Pois agora, passados meses daquele momento, o atual reitor, Ubaldo Balthazar,  e seu chefe de gabinete, Áureo Moraes, foram denunciados por um procurador do Ministério Público, Marco Aurélio Dutra Aydos, por, segundo ele, ofender a honra da delegada que conduziu a prisão de Cancellier, Érika Marena. Isso porque ela era um dos rostos estampados nas faixas das pessoas que protestaram. O procurador quer que os dois paguem uma multa de 15 mil reais por danos morais, quantia estipulada pela própria delegada. Alega ainda que os dois, reitor e chefe de gabinete, deveriam ter impedido a manifestação. 

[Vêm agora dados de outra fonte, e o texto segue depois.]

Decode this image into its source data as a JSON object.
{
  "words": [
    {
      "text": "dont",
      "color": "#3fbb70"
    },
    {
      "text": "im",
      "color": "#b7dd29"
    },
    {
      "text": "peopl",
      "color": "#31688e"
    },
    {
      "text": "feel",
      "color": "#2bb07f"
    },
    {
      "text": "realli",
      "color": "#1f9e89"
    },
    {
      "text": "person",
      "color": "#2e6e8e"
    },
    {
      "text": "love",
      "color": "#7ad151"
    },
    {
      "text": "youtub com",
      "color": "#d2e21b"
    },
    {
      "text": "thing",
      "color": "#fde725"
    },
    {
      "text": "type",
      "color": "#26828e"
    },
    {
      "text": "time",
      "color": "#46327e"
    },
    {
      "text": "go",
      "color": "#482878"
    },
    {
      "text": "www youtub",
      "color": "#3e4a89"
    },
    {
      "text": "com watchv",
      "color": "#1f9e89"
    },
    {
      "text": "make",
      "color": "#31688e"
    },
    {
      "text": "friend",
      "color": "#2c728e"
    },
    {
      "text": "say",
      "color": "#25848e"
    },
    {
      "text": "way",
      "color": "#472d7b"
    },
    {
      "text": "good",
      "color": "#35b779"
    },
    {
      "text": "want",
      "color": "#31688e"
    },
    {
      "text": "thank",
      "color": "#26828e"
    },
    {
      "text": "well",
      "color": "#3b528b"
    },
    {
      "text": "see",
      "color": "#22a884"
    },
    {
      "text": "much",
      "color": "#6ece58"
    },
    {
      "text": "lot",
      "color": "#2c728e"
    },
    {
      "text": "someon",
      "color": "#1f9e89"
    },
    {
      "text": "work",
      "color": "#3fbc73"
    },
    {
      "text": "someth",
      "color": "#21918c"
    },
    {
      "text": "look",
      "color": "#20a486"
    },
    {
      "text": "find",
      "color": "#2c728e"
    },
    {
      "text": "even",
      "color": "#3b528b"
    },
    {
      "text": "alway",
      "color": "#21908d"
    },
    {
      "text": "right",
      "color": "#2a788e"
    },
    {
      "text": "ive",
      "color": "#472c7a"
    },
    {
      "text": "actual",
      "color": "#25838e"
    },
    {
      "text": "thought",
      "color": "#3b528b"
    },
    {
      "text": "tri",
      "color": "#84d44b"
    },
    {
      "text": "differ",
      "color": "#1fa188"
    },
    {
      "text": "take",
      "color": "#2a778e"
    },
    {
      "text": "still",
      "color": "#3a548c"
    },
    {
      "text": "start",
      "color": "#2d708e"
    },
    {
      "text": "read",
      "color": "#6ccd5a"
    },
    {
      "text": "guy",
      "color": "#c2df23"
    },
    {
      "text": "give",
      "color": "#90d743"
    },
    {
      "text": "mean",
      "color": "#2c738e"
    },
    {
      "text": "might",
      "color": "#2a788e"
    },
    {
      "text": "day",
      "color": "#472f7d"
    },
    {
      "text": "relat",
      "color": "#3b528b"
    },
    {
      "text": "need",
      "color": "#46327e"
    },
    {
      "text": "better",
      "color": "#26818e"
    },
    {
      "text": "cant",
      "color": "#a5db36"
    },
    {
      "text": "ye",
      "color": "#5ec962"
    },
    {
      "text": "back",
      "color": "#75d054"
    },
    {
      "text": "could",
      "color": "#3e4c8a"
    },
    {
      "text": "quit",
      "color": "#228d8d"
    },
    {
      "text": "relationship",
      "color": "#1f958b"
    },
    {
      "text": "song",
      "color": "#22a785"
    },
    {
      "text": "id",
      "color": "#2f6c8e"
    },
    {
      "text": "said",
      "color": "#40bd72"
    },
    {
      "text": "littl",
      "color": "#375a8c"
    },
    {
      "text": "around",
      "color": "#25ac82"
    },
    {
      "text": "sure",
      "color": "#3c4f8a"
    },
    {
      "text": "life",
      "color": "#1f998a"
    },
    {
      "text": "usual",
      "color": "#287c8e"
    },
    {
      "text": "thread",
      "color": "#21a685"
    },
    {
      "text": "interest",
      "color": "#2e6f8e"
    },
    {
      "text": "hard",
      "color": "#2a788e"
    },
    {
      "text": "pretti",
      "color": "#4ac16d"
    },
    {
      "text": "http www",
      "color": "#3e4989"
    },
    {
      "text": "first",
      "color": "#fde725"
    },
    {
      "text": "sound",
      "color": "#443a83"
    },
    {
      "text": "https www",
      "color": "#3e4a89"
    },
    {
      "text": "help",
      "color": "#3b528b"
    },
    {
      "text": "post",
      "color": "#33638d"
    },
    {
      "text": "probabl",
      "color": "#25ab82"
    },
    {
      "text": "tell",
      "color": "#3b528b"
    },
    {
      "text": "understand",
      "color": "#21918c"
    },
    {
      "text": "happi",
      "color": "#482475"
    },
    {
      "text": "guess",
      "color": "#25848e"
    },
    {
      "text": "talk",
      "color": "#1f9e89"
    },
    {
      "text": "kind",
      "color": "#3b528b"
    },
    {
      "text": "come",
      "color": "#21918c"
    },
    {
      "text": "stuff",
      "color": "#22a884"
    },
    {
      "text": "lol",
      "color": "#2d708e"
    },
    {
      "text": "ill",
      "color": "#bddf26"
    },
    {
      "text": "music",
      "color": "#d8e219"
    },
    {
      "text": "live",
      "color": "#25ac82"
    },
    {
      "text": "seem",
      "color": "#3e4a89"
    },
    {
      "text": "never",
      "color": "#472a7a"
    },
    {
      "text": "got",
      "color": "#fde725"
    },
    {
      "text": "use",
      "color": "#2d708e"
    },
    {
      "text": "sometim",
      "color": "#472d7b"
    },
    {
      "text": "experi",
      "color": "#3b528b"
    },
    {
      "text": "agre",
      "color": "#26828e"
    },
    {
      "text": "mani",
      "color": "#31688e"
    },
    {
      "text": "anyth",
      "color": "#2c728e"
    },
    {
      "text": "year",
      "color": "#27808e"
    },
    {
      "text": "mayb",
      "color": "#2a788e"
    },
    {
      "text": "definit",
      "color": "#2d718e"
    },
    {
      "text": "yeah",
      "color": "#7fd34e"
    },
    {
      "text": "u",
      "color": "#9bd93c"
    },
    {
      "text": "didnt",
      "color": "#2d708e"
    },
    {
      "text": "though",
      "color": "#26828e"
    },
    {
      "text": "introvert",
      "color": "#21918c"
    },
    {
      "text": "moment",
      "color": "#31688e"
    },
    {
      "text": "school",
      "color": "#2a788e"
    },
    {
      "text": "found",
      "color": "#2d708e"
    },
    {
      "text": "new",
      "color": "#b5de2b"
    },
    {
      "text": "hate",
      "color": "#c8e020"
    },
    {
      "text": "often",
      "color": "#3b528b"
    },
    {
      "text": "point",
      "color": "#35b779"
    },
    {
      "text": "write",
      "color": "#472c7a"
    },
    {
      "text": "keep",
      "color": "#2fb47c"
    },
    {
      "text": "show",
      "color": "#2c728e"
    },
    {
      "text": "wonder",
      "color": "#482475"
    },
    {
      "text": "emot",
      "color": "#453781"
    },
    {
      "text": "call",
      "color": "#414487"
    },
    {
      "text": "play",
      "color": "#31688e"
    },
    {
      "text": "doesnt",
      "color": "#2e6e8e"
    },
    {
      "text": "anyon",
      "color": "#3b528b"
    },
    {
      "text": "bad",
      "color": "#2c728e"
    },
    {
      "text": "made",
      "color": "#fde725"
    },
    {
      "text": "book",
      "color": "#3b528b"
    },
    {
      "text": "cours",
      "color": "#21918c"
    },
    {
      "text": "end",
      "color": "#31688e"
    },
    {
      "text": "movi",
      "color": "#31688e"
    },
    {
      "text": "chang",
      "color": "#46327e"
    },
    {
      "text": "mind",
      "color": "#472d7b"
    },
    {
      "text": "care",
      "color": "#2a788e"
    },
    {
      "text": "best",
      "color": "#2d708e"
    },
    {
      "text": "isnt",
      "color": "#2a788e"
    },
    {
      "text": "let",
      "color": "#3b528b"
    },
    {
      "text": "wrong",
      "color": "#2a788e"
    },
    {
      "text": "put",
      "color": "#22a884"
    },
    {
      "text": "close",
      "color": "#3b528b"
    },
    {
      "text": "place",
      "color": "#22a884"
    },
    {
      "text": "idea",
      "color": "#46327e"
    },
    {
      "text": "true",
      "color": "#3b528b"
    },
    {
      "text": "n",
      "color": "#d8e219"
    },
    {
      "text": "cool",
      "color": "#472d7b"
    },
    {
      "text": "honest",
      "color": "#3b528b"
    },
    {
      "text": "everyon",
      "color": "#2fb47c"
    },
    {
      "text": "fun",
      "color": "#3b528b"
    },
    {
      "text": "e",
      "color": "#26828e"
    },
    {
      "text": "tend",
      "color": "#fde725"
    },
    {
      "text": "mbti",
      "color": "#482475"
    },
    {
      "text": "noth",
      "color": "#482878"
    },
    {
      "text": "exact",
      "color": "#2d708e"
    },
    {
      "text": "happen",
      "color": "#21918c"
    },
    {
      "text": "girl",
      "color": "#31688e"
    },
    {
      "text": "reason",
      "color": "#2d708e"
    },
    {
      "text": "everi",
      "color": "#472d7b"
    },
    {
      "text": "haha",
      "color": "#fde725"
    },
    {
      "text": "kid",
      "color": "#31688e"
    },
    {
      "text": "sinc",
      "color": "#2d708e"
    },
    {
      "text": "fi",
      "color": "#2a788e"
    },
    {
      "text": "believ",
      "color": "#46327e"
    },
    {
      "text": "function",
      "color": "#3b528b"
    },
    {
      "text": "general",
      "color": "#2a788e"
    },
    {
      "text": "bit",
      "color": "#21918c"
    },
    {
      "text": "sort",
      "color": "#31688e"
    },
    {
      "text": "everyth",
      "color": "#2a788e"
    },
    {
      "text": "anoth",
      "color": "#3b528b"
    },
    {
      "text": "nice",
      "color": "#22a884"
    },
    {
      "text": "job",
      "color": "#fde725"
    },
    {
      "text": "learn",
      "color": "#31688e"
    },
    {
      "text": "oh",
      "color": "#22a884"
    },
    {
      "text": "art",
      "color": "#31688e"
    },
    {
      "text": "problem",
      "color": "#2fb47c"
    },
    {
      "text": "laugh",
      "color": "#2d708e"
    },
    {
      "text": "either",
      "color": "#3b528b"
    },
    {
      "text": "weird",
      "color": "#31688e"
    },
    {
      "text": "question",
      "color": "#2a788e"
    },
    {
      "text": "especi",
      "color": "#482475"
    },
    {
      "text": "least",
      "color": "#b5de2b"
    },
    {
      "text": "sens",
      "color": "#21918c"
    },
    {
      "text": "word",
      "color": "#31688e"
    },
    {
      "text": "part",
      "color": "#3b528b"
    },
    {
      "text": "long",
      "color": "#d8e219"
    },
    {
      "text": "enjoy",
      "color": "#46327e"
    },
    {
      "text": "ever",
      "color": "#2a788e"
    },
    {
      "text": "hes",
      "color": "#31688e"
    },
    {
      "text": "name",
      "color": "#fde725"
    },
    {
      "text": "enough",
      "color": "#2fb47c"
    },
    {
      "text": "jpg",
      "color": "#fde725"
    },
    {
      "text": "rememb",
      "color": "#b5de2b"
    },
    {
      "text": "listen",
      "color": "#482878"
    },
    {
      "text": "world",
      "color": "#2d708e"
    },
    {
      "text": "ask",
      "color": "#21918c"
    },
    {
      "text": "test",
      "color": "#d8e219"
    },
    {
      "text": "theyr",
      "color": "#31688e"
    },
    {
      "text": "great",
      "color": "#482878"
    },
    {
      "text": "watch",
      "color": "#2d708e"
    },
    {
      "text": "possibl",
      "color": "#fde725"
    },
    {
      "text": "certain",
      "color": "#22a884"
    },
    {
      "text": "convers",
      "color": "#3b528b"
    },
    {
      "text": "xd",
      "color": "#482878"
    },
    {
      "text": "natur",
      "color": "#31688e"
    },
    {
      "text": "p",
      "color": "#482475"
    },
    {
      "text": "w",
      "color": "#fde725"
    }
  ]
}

Ora, desde que a UFSC foi inaugurada, nos anos 60 do século passado, as pessoas protestam por aqui. E nem mesmo na ditadura militar algum reitor impediu a livre manifestação. É fato que sempre foi comum o chamamento da polícia para conter as manifestações. Mas elas nunca foram de fato impedidas. As pessoas ficam ali, enfrentam a polícia, gritam, levantam seus cartazes. 

Agora imaginem num dia de luto e tristeza, quando as pessoas precisavam expressar sua indignação e quando todos ali estavam irmanados no mesmo sentimento de impotência diante da morte trágica? Quem haveria de impedir que ação se fizesse? Cada um e cada uma que se somou naquele hall estava ainda vivendo a perplexidade. E os rostos dos algozes do reitor morto era uma necessidade do luto. 
Nem o reitor, nem o chefe de gabinete teriam podido impedir a manifestação. Não o fizeram nem no próprio velório do reitor, quando uma estudante se manifestou em protesto contra o reitor morto. Porque a expressão ainda é livre nesse país, o qual muitos ainda chamam de democracia. Porque as pessoas ainda podem gritar, protestar, denunciar. E, a considerar a “normalidade” da UFSC, se a manifestação não estava colocando em risco ninguém, que motivos haveria para impedi-la?

Não posso entender o que moveu esse procurador público a tornar “crime contra a honra” um grito de dor, um protesto legítimo.  Penso que numa democracia – como dizem os juízes do Lava-Jato – ninguém é intocável. Sendo assim, os agentes públicos estão todos submetidos à mesma assertiva. Também podem cobrados, criticados e denunciados. 

Assim, nesses dias de imobilidade e medo, quando tudo nos convida ao silêncio assustado, venho manifestar esse velho amor pela UFSC, que extrapola os dirigentes se plantão. E nesse amor, manifestar também minha solidariedade aos colegas Áureo e Balthazar. E dizer que nessa específica batalha, pelo direito de garantir a livre expressão da dor, estamos juntos.